Northrop Grumman Corp. has submitted its proposal for the Technology Maturation phase in the US Navy's competition to develop and field the Next Generation Jammer (NGJ). The jammer will complete the Navy's fielding of a flexible, adaptable weapon that will help defeat enemies on the electronic battlefield, whose weapons can range from those developed in defense laboratories to weapons procured from the corner store. The company estimates that the eventual NGJ production program value could be hundreds of millions of dollars or more to the winning competitor.


NGJ will function as the "shooting end" for the new Northrop Grumman-built airborne electronic attack weapon system on board the EA-18G Growler. It is a critical replacement for the pre-digital ALQ-99 jamming system that, though still effective, faces diminishing availability of components and capabilities in the face of digital threats that improve and adapt almost daily.

"The first shot fired in a conflict is no longer a bullet. It's an electron," said Stephen Hogan, Vice President of Northrop Grumman Information Operations and Electronic Attack. "We saw how the Russians used electronic attack in Georgia, and we see every day how terrorists operate, using store-bought electronics to harm our soldiers and innocent bystanders.
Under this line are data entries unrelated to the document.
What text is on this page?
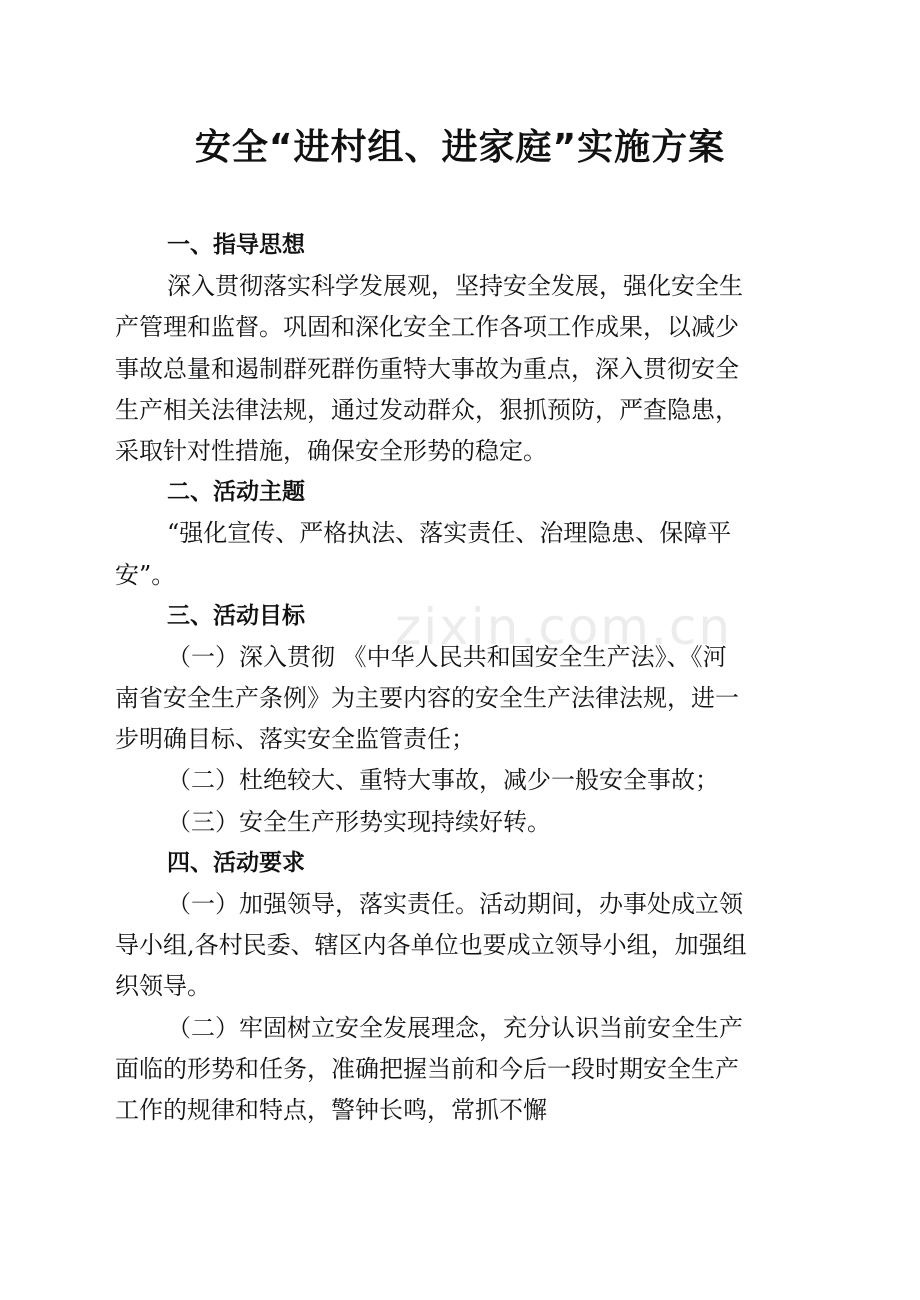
安全“进村组、进家庭”实施方案
zixin.com.cn
一、指导思想
深入贯彻落实科学发展观，坚持安全发展，强化安全生
产管理和监督。巩固和深化安全工作各项工作成果，以减少
事故总量和遏制群死群伤重特大事故为重点，深入贯彻安全
生产相关法律法规，通过发动群众，狠抓预防，严查隐患，
采取针对性措施，确保安全形势的稳定。
二、活动主题
“强化宣传、严格执法、落实责任、治理隐患、保障平
安”。
三、活动目标
（一）深入贯彻 《中华人民共和国安全生产法》、《河
南省安全生产条例》为主要内容的安全生产法律法规，进一
步明确目标、落实安全监管责任；
（二）杜绝较大、重特大事故，减少一般安全事故；
（三）安全生产形势实现持续好转。
四、活动要求
（一）加强领导，落实责任。活动期间，办事处成立领
导小组,各村民委、辖区内各单位也要成立领导小组，加强组
织领导。
（二）牢固树立安全发展理念，充分认识当前安全生产
面临的形势和任务，准确把握当前和今后一段时期安全生产
工作的规律和特点，警钟长鸣，常抓不懈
"Northrop Grumman essentially invented airborne electronic attack five decades ago to protect our military, and we recently won awards for our new system for the Growlers. We understand this kind of warfare and have the new ideas to deliver the Next Generation Jammer on time and within budget," said Hogan.
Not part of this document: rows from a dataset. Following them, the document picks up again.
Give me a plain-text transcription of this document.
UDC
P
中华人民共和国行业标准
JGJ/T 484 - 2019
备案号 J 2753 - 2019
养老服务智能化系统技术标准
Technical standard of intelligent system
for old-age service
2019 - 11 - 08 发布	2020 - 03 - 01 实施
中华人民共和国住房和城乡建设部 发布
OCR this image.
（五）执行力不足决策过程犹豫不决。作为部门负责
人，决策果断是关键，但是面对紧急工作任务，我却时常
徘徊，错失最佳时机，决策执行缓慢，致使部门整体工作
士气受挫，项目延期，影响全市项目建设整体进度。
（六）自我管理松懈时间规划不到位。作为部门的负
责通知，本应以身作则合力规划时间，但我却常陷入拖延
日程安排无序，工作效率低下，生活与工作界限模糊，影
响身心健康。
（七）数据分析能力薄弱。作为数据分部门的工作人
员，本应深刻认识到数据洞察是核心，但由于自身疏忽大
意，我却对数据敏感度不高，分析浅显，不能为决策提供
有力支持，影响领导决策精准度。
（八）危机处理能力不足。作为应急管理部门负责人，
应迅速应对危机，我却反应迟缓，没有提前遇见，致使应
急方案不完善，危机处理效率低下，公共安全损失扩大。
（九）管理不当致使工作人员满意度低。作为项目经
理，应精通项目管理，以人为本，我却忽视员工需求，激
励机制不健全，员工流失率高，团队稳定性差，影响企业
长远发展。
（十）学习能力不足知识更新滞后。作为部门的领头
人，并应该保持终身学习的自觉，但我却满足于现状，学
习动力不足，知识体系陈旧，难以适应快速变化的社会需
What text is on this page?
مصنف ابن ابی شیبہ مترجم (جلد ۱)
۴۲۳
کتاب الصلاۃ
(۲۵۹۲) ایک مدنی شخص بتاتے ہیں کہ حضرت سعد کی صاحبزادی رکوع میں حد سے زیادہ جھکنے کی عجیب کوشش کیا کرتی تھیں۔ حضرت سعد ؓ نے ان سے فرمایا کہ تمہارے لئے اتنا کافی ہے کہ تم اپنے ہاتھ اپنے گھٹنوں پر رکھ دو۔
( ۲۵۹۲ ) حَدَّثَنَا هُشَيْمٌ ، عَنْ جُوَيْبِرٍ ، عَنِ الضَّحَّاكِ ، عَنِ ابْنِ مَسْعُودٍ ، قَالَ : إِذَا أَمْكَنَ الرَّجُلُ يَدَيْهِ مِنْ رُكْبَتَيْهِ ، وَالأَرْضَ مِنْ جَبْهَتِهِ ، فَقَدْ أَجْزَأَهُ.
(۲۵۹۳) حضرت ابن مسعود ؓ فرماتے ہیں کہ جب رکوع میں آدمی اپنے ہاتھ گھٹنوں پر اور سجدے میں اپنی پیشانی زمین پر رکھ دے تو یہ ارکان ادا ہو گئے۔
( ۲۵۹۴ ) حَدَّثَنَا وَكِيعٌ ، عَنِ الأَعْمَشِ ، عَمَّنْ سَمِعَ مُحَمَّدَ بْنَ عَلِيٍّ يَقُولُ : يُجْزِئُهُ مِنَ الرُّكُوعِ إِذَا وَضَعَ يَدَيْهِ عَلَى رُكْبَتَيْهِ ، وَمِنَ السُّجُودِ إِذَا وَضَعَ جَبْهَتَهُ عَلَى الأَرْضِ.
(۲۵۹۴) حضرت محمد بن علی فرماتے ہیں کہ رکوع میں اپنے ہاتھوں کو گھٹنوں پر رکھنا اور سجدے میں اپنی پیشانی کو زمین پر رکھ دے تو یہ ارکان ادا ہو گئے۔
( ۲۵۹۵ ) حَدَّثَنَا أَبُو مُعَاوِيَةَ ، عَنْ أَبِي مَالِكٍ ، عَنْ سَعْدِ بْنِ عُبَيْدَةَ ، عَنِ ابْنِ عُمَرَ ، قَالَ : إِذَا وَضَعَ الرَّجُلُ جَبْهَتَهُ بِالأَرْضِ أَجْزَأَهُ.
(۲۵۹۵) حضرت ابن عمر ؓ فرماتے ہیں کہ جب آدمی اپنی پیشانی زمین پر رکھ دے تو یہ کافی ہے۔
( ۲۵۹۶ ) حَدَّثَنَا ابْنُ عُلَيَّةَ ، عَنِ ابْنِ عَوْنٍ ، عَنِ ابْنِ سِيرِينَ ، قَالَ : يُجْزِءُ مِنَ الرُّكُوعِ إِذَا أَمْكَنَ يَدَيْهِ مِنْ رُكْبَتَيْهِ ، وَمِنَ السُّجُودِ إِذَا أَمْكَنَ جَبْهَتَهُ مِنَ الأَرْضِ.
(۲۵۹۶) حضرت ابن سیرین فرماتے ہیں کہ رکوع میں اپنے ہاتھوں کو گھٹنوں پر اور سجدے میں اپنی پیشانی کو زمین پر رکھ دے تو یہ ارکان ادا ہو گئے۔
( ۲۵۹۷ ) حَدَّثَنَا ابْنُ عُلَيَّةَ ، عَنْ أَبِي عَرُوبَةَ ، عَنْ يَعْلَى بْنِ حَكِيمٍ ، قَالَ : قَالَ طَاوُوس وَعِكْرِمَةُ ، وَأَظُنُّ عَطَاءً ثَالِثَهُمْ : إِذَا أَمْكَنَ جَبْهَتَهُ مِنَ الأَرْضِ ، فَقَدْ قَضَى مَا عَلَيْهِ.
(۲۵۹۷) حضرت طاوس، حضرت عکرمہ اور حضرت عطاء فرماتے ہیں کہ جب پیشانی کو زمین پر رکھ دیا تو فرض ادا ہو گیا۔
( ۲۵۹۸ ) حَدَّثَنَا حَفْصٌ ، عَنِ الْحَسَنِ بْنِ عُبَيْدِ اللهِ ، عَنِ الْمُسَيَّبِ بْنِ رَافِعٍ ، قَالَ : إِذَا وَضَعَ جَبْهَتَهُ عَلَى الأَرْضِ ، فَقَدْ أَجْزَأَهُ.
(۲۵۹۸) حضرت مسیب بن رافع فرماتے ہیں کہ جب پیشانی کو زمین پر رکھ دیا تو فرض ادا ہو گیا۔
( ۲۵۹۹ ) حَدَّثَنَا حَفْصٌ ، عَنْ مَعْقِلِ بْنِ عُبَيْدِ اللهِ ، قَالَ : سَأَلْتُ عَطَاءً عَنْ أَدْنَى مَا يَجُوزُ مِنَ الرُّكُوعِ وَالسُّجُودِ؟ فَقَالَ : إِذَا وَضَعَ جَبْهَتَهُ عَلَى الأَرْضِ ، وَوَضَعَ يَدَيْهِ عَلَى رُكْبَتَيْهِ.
The Navy is expected to select up to four competing teams for NGJ Technology Maturation contracts in the first quarter of 2010. These teams would refine their system concepts and components in preparation for a down select in 2011, when the Navy is expected to award two Technology Demonstration contracts that will incorporate the best of all the proposed technologies. The Navy plans to award an Engineering and Manufacturing Development contract to a single supplier in the fourth quarter of 2012.